Igual que se ha declarado de “estado de alarma” propongo que se pueda producir una “declaración de economía basal”, de forma que todos los agentes económicos y los trabajadores, sepan a qué atenerse desde el primer momento.

La “economía basal” supondría plegarse a las condiciones económicas sobrevenidas que provocan la paralización de gran parte de la economía. Plegarse es asumir la rebaja de toda la actividad, y ello afectaría a todos y, por tanto, requeriría la colaboración de todas las personas incluyendo a los trabajadores y a los empresarios; a las familias y a los pensionistas; a los que ejercen las profesiones libres y a los autónomos. Los sectores esenciales no se verían afectados, al ser necesario que no se paralizaran, pero el resto sí.

¿En qué consistiría? En evaluar las necesidades basales de los hogares, entendiendo por hogar la unidad de convivencia, como antiguamente contabilizaban la población, y esas necesidades determinarían los ingresos necesarios para pasar el tiempo de confinamiento. Es decir, el importe habitual de la nómina de cada trabajador, se reduciría hasta dejarle lo necesario para cubrir la necesidad basal de cada hogar. Esta reducción no sería el resultado de aplicar un porcentaje, pues las personas que perciben altos emolumentos, verían que el descenso era mucho más fuerte que el aplicado a otros trabajadores. Recibiría cada hogar, según sus necesidades, en función del número de miembros que conviviera.

Estos descuentos en las nóminas afectarían tanto a las empresas del sector privado, como al sector público, y en todos los casos los impuestos se tendrían en cuenta de forma que el importe neto a recibir, cubrieran las necesidades basales.

Las empresas, incluidos los empleadores autónomos, verían disminuidos sus gastos de personal, en mayor medida cuantos más trabajadores emplearan. Los trabajadores autónomos que no tuvieran empleados en nómina recibirían una asignación equivalente a su necesidad basal que les hubiera correspondido.
La Administración vería disminuidos los gastos de personal, funcionarios y eventuales, y los que se dedujeran de su propia inactividad, lo que le permitiría destinar a fondos a financiar a aquellos que tuvieran derecho a percibir las ayudas para cubrir la necesidad basal.

El tejido productivo de la economía vería reducida su actividad; las empresas o industrias que rebajaran su producción, verían aliviada su situación por el descenso de las nóminas, evitando su cierre. Por otra parte toda cadena comercial experimentaría un descenso de demanda que, en algunos productos, llegaría a cero ventas, pero tras aplicar los descensos de las nóminas del personal, los propios empresarios de las pequeñas y medianas empresas tendrían derecho a percibir el importe de su necesidad basal, siempre que lo solicitaran.

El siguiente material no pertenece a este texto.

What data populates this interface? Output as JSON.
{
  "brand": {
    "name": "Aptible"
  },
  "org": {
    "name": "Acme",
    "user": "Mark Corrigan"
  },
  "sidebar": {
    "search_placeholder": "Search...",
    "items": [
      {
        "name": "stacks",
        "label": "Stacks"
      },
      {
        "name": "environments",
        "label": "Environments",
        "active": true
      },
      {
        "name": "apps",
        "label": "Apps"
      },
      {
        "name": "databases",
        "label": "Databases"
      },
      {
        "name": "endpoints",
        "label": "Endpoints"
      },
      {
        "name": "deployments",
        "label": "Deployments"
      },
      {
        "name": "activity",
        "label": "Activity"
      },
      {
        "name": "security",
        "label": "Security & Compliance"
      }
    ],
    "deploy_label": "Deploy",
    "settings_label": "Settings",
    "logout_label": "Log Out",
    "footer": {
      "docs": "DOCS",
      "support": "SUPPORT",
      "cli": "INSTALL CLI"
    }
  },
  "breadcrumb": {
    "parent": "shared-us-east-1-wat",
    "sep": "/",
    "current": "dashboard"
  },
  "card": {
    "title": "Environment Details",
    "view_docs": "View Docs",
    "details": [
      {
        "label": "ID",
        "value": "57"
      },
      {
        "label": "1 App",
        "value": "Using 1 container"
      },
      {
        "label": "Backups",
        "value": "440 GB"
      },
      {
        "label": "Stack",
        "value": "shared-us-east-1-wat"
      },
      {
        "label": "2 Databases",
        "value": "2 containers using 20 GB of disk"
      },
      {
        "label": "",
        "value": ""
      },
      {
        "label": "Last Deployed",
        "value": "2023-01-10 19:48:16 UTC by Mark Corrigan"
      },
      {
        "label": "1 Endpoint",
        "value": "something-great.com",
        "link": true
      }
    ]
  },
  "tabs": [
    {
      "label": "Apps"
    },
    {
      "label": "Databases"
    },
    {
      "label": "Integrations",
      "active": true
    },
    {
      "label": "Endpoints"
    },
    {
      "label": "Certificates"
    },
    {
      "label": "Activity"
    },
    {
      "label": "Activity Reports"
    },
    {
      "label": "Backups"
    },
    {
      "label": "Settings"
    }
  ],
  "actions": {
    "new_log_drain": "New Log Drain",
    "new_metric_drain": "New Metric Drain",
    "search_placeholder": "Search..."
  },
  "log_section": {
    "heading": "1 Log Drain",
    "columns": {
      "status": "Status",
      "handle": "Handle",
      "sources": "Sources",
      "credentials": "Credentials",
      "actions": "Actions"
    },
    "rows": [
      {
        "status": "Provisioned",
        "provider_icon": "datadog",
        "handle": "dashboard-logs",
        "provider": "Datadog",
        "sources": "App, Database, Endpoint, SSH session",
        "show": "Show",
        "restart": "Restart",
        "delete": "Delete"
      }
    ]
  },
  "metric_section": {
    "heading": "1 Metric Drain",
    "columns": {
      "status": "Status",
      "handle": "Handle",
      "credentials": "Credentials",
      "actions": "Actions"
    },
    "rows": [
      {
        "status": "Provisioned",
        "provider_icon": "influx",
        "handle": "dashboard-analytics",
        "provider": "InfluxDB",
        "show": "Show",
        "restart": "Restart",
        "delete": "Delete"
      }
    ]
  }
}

La Agencia Tributaria, que tiene suficiente información sobre todos los contribuyentes, tendría que generar una información paralela con los datos de los “hogares” e implementar el sistema que facilite a las empresas las necesidades basales de sus trabajadores, para la aplicación de la economía basal.
En un primer momento puede resultar extraño una propuesta de reducir los ingresos y los impuestos, pero es necesario tener en cuenta que sólo duraría el tiempo en el que no se pueda ir al cine, restaurantes, bares, viajes, espectáculos, incluyendo los deportivos, que no se gastaría dinero en transporte ni en gasolina y, por tanto, la necesidad basal sería la suma del gasto en alimentación, agua, electricidad, gas, teléfono y sanidad que serían los elementos esenciales para definir la necesidad basal de los hogares. Las hipotecas podrían aplazarse y para los alquileres habría que encontrar fórmulas para rebajarlos a un nivel basal.

Los medios técnicos actuales harían posible la puesta en marcha del mecanismo para su aplicación inmediata en cuanto fuera necesario el confinamiento. Espero y deseo que, a pesar de la globalización, no haga falta nunca declarar la “economía basal”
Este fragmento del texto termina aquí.